ELIZABETH JENNINGS - AMERICA'S FIRST ROSA PARKS

  When we think of a Black person in history who finally said enough is enough, I am not giving up my seat on public transportation, the first person that comes to mind is Rosa Parks. Actually there have been at least four other people besides Parks that have that distinction. Claudette Colvin, Homer Plessy, Ida B. Wells, and Elizabeth Jennings. Three of the five are lost to history. The only reason we know about Homer Plessy is because of the famous Supreme Court case in 1896 called Plessy vs. Ferguson which Homer ended up losing. This case would legalize segregation in the U.S. until the famous Brown vs. the Board of Education ruling in 1954. Not until the 1964 Civil Rights Act would legal segregation die the permanent death that it deserved. Elizabeth Jennings holds the distinction of being the first black person to fight for her seat. This incident, though lost to history, would lead to the desegregation of public transportation in New York.

 Elizabeth was born either in 1827 or 1830. Her paternal grandfather fought in the Continental Army commanded by George Washington. Elizabeth's father was the first person to be issued a patent on a new method for dry cleaning clothes. She would become a teacher although she was not allowed to be in the same graduation ceremony as the Whites. On Sunday July 16, 1854 Elizabeth was ejected from an all White horse drawn trolley. She was an organist at the First Congregational Colored Church and was running late. Elizabeth and a friend boarded a Whites only trolley and was told by the conductor that they could ride only if there were no objections by the White passengers. The conductor then changed his mind, although it was not apparent that anyone objected. When she protested he claimed that the trolley was full. She could see that it wasn't. A Blacks only trolley pulled up but it was full. She again refused to leave the trolley and the conductor tried to remove her by force. Clinging to her seat she struggled to stay on the trolley. The conductor and the driver both tried to remove her but without success.  Elizabeth continued to resist and it was only after a policeman arrived that they were able to remove her by force.  Her dress was soiled and she was slightly injured as they threw her, and her friend, off of the trolley.

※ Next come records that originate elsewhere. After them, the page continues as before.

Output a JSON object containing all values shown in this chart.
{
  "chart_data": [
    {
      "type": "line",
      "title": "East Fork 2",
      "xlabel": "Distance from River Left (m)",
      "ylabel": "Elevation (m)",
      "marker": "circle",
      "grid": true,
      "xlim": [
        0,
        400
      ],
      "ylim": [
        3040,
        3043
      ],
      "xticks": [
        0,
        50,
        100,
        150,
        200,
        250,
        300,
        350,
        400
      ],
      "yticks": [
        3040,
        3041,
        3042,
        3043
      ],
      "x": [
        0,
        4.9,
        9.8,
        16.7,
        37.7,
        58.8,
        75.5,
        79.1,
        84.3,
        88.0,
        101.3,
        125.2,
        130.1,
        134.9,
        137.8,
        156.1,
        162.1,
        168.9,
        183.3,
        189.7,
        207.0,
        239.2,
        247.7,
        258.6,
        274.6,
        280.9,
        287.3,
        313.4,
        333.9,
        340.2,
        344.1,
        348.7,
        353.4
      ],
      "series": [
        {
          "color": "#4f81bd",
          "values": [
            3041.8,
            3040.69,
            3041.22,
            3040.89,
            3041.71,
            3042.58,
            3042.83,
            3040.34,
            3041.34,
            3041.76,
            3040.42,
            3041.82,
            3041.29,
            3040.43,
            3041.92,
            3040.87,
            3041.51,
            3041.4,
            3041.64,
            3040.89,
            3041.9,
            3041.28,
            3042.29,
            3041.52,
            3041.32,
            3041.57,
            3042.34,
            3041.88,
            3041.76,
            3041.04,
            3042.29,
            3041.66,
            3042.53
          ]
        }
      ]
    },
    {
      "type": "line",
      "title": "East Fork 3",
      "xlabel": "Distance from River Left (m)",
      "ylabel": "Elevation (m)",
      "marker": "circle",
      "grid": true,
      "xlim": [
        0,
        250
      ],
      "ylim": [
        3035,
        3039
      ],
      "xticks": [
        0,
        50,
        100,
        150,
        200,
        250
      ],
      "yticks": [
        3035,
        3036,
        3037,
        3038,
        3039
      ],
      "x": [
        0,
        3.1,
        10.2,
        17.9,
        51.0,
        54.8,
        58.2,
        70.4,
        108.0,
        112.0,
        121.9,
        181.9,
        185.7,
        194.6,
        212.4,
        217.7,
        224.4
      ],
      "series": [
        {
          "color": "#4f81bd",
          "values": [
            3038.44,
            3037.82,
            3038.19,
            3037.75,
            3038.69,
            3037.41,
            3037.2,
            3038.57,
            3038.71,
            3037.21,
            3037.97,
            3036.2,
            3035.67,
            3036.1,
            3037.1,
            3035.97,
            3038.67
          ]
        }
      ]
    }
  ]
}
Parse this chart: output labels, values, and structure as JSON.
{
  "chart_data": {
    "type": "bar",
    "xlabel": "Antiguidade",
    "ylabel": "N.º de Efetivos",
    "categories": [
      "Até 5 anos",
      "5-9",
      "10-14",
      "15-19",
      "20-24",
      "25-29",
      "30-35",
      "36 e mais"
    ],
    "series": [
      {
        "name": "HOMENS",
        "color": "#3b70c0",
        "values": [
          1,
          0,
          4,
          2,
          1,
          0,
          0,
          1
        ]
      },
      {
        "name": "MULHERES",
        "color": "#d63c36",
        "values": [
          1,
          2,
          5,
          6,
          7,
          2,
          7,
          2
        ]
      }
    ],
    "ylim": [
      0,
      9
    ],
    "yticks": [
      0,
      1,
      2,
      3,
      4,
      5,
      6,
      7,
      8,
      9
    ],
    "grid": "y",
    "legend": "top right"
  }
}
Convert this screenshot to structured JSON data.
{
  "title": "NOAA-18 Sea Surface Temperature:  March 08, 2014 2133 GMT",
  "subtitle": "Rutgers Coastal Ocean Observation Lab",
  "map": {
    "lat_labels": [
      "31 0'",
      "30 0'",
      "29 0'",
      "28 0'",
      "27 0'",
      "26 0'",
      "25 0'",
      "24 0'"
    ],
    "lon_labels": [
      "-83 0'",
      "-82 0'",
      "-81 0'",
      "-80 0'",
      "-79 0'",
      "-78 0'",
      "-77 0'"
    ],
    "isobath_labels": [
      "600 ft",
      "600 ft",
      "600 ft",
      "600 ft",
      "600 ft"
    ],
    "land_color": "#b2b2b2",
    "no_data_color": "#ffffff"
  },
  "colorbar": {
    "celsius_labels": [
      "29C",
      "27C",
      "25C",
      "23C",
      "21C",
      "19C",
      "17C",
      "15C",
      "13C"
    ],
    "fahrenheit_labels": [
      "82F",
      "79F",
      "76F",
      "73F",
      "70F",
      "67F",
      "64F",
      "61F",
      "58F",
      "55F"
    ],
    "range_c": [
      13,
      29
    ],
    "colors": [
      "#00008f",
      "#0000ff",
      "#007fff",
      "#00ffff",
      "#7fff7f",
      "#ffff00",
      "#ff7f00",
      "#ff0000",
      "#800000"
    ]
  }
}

 Elizabeth filed a lawsuit and won her case the following year of 1855. Her lawyer, who was recruited with the help of her father's abolitionist friends, was the 26 year old future Republican president Chester Alan Arthur. This ended segregation of public transportation in New York exactly one hundred years before Rosa Parks refused to give up her seat on a Montgomery bus. In 2007 the street where this incident occurred in New York was renamed Elizabeth Jennings Place due to the lobbying efforts of local school children. Elizabeth Jennings died on June 5, 1901 at the age of 74.